On the other hand, of Everitt’s sources, both Curtius and Plutarch suggest that Alexander had a sexual relationship with a Persian eunuch, Bagoas (though Stoneman notes he may be imaginary). Everitt, no surprise, droolingly refers to him repeatedly as “lovely Bagoas,” and tries to interpret a famous painting of Alexander’s wedding to the Bactrian princess Roxana as including Bagoas in the picture as “Alexander’s other love interest,” although nobody in history before Everitt has made that interpretation of the painting. But forced sex with a eunuch, beautiful or not, isn’t the image of gay pride that Everitt is going for, so Bagoas plays second fiddle in Everitt’s fantasies. Moreover, both Plutarch and Curtius view this “relationship” as a mark of Alexander’s degeneration and subjection to, as Curtius says, “a male whore’s judgment.” Since Everitt’s other project is to show that Alexander was not degenerate at all, rather enlightened, it is little surprise he prefers to focus his imagination on Hephaestion.
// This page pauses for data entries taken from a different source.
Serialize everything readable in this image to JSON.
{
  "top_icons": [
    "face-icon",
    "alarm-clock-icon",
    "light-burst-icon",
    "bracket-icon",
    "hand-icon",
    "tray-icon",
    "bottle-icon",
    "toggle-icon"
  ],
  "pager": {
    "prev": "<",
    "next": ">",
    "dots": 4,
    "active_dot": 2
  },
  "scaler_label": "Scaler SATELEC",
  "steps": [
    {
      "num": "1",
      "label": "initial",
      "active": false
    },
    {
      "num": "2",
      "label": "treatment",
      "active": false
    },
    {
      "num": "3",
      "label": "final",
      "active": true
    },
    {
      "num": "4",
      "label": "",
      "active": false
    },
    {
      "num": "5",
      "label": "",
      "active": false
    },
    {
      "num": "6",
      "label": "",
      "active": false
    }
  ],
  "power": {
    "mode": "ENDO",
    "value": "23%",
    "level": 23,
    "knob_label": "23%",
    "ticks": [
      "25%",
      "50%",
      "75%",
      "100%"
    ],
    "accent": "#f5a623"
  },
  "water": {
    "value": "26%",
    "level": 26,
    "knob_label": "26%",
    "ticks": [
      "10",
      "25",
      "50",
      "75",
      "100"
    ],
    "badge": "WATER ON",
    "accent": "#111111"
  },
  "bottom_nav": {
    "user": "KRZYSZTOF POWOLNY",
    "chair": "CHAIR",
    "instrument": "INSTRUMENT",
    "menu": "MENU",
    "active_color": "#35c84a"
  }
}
Trying to reinforce his tale, Everitt tries to redefine what is known about Greek male homosexuality. For example, he claims that all the Greeks saw the relationship between Achilles and Patroclus in the Iliad as that of homosexual lovers, skipping over that is nowhere implied in the Iliad (written at a time before formalized pederasty was introduced), is not often suggested even among later Greeks, and doesn’t even make any sense in the later Greek framework, since Achilles and Patroclus were the same age (as were Alexander and Hephaestion). He then uses this fantasy, combined with his (not coincidental) emphasis throughout the book on Alexander’s supposedly basing his life on the Iliad, to claim that both Achilles and Alexander both only “mimicked pederasty” while really living the lives of modern proud gay men. This culminates in the wild claim that Alexander was “determined to live his life as one of a loving and inseparable male couple.” It is all so tiresome, when we are in no actual doubt about Ancient Greek practices, which did not include such relationships.

Similar drivel about how the far-seeing Alexander tried to combat the racism of his generals pervades the book as well; I just don’t feel like subjecting you or me to a lengthy exegesis about it. On the plus side, however, not a single word is said about Donald Trump or any aspect of present political battles, and I am thankful to Everitt for that. When I started writing this review, I thought I was going to write about what a modern Alexander might look like, or, more broadly, what would be the characteristics of a similar successful man, of unbridled power, discipline, and luck, in the present day, but I think that topic will wait for another time.

Oh, I suppose homosexuals, like all cultural subgroups, need myths and heroes. It’s therefore no wonder that Alexander has been reimagined into a homosexual icon, and that similar ludicrous claims are now made for scores of other famous men throughout history. Those with an inferiority complex always try to rewrite history in their favor; this is just another example (and, I believe, Everitt borrowed much of his unsupported certainty from Robin Lane Fox’s 1974 biography of Alexander). Then why do I care, you ask? Because this sort of thing is propaganda, a distortion of reality, designed to pretend that the modern exalted position of homosexuals in some Western countries has historical precedent, rather than being the wholly new thing it is. Whether that position deserves to be an exalted one, and related questions, such as whether Drag Queen Story Hour is harmless fun or an abomination that should be put down with fire and sword, we can discuss another day (hint: the answers are “no” and “yes ”), but I’d like my history to be straight, no pun intended. That’s not what we get here.